Wir wissen nicht, wie lange uns Corona noch in Atem halten wird. Ein Shutdown im Recruiting kann jedoch dazu führen, dass wichtige Fachkräfte nach der Krise fehlen. Das kann und wird großen Einfluss auf die Handlungs- und Zukunftsfähigkeit von Unternehmen haben.
Fragen Sie sich, wie nachhaltig Sie Ihr Recruiting gestalten möchten:
- Wie entwickeln sich die Bereiche perspektivisch?
- Sind die vakanten Positionen kurz-, mittel- oder langfristig angedacht?
- Inwiefern nimmt die Pandemie Einfluss auf diese Planung?
Definieren Sie zudem:
- Was braucht es momentan für das Recruiting?

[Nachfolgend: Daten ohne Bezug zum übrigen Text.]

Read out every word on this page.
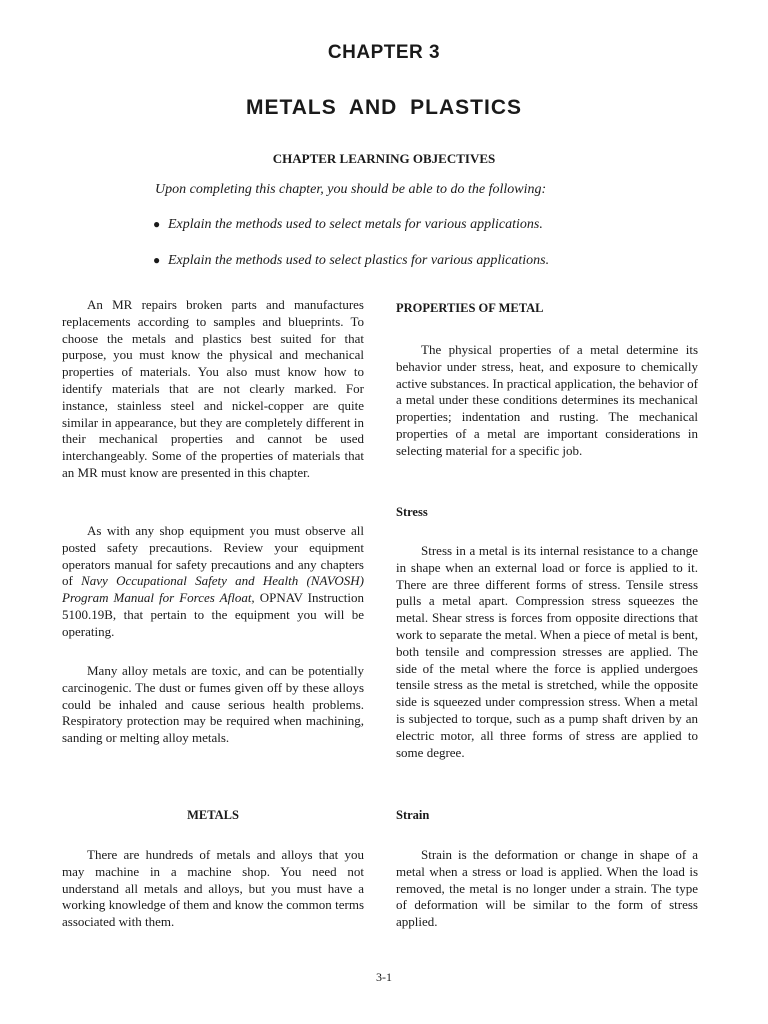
CHAPTER 3
METALS AND PLASTICS
CHAPTER LEARNING OBJECTIVES
Upon completing this chapter, you should be able to do the following:
● Explain the methods used to select metals for various applications.
● Explain the methods used to select plastics for various applications.

An MR repairs broken parts and manufactures replacements according to samples and blueprints. To choose the metals and plastics best suited for that purpose, you must know the physical and mechanical properties of materials. You also must know how to identify materials that are not clearly marked. For instance, stainless steel and nickel-copper are quite similar in appearance, but they are completely different in their mechanical properties and cannot be used interchangeably. Some of the properties of materials that an MR must know are presented in this chapter.

As with any shop equipment you must observe all posted safety precautions. Review your equipment operators manual for safety precautions and any chapters of Navy Occupational Safety and Health (NAVOSH) Program Manual for Forces Afloat, OPNAV Instruction 5100.19B, that pertain to the equipment you will be operating.

Many alloy metals are toxic, and can be potentially carcinogenic. The dust or fumes given off by these alloys could be inhaled and cause serious health problems. Respiratory protection may be required when machining, sanding or melting alloy metals.

METALS

There are hundreds of metals and alloys that you may machine in a machine shop. You need not understand all metals and alloys, but you must have a working knowledge of them and know the common terms associated with them.

PROPERTIES OF METAL

The physical properties of a metal determine its behavior under stress, heat, and exposure to chemically active substances. In practical application, the behavior of a metal under these conditions determines its mechanical properties; indentation and rusting. The mechanical properties of a metal are important considerations in selecting material for a specific job.

Stress

Stress in a metal is its internal resistance to a change in shape when an external load or force is applied to it. There are three different forms of stress. Tensile stress pulls a metal apart. Compression stress squeezes the metal. Shear stress is forces from opposite directions that work to separate the metal. When a piece of metal is bent, both tensile and compression stresses are applied. The side of the metal where the force is applied undergoes tensile stress as the metal is stretched, while the opposite side is squeezed under compression stress. When a metal is subjected to torque, such as a pump shaft driven by an electric motor, all three forms of stress are applied to some degree.

Strain

Strain is the deformation or change in shape of a metal when a stress or load is applied. When the load is removed, the metal is no longer under a strain. The type of deformation will be similar to the form of stress applied.

3-1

- Wie können Sie sich intern darauf vorbereiten und wie möchten Sie Bewerbern entgegenkommen?
Möglicherweise helfen Ihnen unsere Fragestellungen und Gedanken, um zu entscheiden, welche Antwort für Ihr Unternehmen die richtige sein könnte.
Hinweis: Obgleich in diesem Beitrag nicht immer geschlechtsneutrale Formulierungen verwendet werden bzw. Schreibweisen, die die Gleichstellung der Geschlechter zum Ausdruck bringen, sind natürlich Männer und Frauen sowie Intersexuelle gleichermaßen gemeint.